With the rapid changes in the music marketplace branding has become more important than ever for not only record company marketing teams, but for managers and artists alike. A strong brand increases an artist’s value to the media, to fans, and to brand partners. An artist’s name may be leveraged to generate sources of revenue from licensing deals, endorsements, and even non-music business ventures where the artist has ownership in the company. Today’s music industry professional needs to be equipped with sufficient branding and positioning expertise outside of the traditional music space to bring greater awareness and increased opportunities for their represented artists. Not only crucial for established artists, developing a strong brand is important to artists and acts at every level including local artists who are attempting to grow their audience and mid-sized acts that are on the cusp of breaking out. This paper provides an overview of branding basics, the history of branding, brand architecture and key terminology, as well as best practices on developing and building an artist identity, and linking brands to build equity. It also addresses the need to update student learning outcomes in topics such as branding and partnership-based marketing that will promote problem solving, critical thinking and presentation skills. Exposing the students to the importance of branding and its ability to change the trajectory of an artist’s career is vital to every student that graduates from a music business program today.


George Howard
Associate Professor
Berklee College of Music

Customer as Teacher: The Importance of Building Brand Equity By Providing Customers with Teaching Tools and Moments

We are all familiar with the traditional idea that word of mouth is king, and that brands/bands should aspire to shift the burden of promotion from themselves to their customers/fans by encouraging evangelism. Yet, this oft-repeated mantra rings hollow in the absence of an action-orientated strategy. Brands/bands are left “knowing” that word of mouth marketing is essential to success, and yet not having any idea how to actively engage their constituents. We as educators know better than most how the impulse to teach transcends beyond commerce, and enters into the realm of spiritual, ethical, and/or just. We additionally, know the power and authority that is proscribed to teachers. Brands who recognize and foster this power of creating teachers/teaching amongst their constituents catalyze their customers, and thus results in a material impact with respect to brand/band building.

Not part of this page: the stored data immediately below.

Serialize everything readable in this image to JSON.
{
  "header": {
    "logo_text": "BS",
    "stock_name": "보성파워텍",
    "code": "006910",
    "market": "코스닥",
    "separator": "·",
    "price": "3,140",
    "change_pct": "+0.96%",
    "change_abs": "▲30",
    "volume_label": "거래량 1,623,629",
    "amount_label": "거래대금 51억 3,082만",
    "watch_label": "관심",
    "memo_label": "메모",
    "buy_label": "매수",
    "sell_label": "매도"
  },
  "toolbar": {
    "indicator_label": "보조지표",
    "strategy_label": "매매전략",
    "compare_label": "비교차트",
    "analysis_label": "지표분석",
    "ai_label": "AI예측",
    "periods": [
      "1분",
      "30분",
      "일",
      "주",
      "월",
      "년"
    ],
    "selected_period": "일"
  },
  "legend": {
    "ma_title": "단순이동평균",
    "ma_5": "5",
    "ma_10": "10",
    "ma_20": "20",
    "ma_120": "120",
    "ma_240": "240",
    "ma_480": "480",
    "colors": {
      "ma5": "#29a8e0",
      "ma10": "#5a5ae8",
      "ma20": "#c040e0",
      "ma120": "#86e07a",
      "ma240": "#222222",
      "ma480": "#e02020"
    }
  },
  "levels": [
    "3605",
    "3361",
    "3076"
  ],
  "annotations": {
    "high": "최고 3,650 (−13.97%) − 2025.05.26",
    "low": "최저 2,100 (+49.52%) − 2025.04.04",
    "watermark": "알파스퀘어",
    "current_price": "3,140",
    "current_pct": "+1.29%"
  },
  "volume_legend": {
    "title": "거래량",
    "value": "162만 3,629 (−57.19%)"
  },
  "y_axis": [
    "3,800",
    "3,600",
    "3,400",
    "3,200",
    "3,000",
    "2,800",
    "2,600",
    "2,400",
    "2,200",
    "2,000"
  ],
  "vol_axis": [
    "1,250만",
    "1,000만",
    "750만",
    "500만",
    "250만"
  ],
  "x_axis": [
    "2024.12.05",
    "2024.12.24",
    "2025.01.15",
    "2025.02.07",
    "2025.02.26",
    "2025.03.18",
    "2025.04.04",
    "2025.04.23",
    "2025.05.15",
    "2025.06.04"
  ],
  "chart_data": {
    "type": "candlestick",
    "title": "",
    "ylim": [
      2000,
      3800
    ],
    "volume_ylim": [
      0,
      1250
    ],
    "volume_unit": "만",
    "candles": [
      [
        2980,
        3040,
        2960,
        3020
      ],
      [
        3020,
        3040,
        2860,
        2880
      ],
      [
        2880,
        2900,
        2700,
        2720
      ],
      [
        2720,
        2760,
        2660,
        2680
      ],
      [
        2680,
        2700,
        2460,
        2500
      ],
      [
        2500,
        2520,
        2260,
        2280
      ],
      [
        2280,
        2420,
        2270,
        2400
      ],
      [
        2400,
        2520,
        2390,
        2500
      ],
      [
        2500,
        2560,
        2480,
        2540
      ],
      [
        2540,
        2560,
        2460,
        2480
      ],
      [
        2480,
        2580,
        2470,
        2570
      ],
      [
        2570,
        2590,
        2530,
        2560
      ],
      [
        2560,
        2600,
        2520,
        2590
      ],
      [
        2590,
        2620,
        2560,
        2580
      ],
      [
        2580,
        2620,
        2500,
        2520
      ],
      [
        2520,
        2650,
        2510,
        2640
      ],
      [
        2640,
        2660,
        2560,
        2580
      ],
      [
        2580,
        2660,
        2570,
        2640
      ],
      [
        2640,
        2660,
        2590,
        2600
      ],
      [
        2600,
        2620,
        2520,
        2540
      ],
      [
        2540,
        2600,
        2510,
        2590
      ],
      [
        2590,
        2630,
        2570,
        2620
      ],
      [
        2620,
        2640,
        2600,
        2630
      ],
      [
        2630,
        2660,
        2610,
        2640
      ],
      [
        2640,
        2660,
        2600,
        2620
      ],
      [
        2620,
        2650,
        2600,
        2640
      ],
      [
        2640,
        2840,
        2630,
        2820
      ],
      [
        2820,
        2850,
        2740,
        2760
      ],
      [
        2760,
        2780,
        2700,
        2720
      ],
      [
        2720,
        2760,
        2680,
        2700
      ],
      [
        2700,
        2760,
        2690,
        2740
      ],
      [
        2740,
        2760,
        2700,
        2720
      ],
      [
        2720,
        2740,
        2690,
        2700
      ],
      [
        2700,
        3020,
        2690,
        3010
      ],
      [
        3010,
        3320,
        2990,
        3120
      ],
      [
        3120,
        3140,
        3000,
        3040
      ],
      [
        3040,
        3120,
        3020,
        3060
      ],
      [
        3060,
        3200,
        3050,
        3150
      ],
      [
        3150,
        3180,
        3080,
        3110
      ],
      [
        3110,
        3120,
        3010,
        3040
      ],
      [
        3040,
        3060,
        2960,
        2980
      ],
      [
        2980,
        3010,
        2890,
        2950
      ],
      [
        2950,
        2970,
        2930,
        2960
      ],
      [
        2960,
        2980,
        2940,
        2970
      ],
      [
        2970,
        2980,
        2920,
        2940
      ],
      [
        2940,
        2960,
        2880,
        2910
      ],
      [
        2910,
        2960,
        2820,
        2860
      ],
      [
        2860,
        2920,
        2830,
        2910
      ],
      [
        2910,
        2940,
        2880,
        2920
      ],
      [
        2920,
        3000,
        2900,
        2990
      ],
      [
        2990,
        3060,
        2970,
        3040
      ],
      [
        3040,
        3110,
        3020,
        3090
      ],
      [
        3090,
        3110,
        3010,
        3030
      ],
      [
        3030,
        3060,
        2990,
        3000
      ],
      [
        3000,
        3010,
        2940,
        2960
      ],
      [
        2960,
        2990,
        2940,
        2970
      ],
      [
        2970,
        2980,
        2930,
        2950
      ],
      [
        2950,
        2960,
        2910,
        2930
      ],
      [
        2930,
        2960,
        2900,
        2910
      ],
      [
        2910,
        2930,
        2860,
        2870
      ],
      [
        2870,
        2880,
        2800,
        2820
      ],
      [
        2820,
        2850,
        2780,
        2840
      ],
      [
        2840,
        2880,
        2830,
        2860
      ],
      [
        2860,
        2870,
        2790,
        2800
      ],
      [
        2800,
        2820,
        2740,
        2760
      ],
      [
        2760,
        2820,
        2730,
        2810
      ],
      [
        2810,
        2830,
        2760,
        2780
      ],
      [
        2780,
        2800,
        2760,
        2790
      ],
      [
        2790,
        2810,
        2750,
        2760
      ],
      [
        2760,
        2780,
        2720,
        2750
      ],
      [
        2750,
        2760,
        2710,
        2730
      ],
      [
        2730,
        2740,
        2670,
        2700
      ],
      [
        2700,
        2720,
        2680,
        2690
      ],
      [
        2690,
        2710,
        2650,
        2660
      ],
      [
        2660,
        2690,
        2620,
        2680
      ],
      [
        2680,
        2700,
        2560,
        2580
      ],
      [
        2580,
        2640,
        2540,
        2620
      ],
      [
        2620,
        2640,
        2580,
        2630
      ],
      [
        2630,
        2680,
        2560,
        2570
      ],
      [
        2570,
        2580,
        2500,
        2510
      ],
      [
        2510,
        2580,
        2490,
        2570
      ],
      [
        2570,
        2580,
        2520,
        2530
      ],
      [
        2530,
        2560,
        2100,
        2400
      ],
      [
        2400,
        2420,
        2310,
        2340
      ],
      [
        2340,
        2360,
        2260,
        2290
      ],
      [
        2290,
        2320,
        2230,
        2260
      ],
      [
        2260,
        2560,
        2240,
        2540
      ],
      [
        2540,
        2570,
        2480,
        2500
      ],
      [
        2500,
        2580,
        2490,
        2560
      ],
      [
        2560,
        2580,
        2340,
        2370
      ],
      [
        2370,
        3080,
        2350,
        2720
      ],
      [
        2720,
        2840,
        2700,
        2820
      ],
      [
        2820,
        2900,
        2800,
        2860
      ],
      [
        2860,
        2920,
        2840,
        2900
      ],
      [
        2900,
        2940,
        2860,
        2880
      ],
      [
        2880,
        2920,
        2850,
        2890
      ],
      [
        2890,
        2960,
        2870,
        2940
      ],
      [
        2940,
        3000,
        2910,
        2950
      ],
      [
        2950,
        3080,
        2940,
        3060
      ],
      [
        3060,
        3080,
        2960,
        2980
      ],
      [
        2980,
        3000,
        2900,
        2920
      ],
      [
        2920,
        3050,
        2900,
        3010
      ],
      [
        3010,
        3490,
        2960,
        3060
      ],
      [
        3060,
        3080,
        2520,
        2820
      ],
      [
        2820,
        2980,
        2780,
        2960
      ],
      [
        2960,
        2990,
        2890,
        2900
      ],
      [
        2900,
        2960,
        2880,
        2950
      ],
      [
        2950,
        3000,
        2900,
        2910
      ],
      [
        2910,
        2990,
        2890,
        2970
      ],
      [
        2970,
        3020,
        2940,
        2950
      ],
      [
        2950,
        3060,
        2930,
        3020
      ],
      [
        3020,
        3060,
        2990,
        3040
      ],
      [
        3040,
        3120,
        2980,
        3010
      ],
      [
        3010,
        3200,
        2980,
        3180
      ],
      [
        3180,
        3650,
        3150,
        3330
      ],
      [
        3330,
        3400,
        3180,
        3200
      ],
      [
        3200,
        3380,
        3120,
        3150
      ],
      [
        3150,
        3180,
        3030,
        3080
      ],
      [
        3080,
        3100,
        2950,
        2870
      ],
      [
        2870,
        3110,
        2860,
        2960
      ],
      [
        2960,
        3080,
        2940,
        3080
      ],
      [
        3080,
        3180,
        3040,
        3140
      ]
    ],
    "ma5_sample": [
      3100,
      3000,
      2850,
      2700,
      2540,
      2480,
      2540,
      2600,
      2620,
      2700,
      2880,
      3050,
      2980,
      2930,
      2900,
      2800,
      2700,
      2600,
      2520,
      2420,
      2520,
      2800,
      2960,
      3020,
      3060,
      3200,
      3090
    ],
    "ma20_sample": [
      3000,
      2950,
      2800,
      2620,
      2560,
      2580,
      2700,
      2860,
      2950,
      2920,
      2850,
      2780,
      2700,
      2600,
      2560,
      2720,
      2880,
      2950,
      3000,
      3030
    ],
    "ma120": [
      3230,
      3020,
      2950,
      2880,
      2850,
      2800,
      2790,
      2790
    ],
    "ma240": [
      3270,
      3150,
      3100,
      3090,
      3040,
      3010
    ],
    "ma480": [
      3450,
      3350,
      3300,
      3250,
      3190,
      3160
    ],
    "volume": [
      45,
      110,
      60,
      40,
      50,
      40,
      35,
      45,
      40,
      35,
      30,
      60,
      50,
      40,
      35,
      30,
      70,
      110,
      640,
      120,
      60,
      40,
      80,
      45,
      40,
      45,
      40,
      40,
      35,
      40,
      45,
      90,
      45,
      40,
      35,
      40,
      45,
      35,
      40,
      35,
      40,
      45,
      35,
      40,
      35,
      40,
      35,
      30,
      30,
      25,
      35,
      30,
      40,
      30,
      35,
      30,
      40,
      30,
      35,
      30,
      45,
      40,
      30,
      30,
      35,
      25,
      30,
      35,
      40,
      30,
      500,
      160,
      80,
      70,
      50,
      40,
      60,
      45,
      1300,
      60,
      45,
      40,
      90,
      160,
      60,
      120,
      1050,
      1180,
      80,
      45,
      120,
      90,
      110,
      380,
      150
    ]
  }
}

This paper will examine the ways in which certain bands/brands provide their constituents – in particular, their key early adopters/tastemakers – with a unique set of skills/tools/knowledge that act as heuristics; enabling and empowering these customers/fans, and providing them with what I refer to as a “specialized cognitive surplus.” That is, these specialized people carry with them knowledge related to a product/service/band that leaves them with an information imbalance – they are teachers. As they relate to post-dictive movies (The Sixth Sense, The Usual Suspects), health movements (diets, yoga), religions, humans who not only feel that they possess an information surplus, but also feel they can improve their friends’ lives by sharing this information are not to be deterred. As Socrates says, “Man by nature is a social animals,” and humans with knowledge related to subject matter that provides in them a sense of well-being are like an over-heated tea kettle: actively seeking a release in order to release the pressure.

The presentation will examine companies/artists that/who not only recognize the power of this concept, but also actively seek to create teachers amongst their constituents. The presentation will provide examples of how companies/business structures — such as: MLMs (whose very nature relates to creating layers of teachers); technology companies who create teachers by providing information only to a select few key influencers (for example, the rollout of the iPod, or Reddit/Wikipedia, generally); artists who develop ritualized and arcane elements within their artwork or lyrics, and leave it to their fans to decipher/disseminate (The Grateful Dead, Coheed and Cambria, Rush, et al.) — do not only create evangelists, but, rather, are create teachers.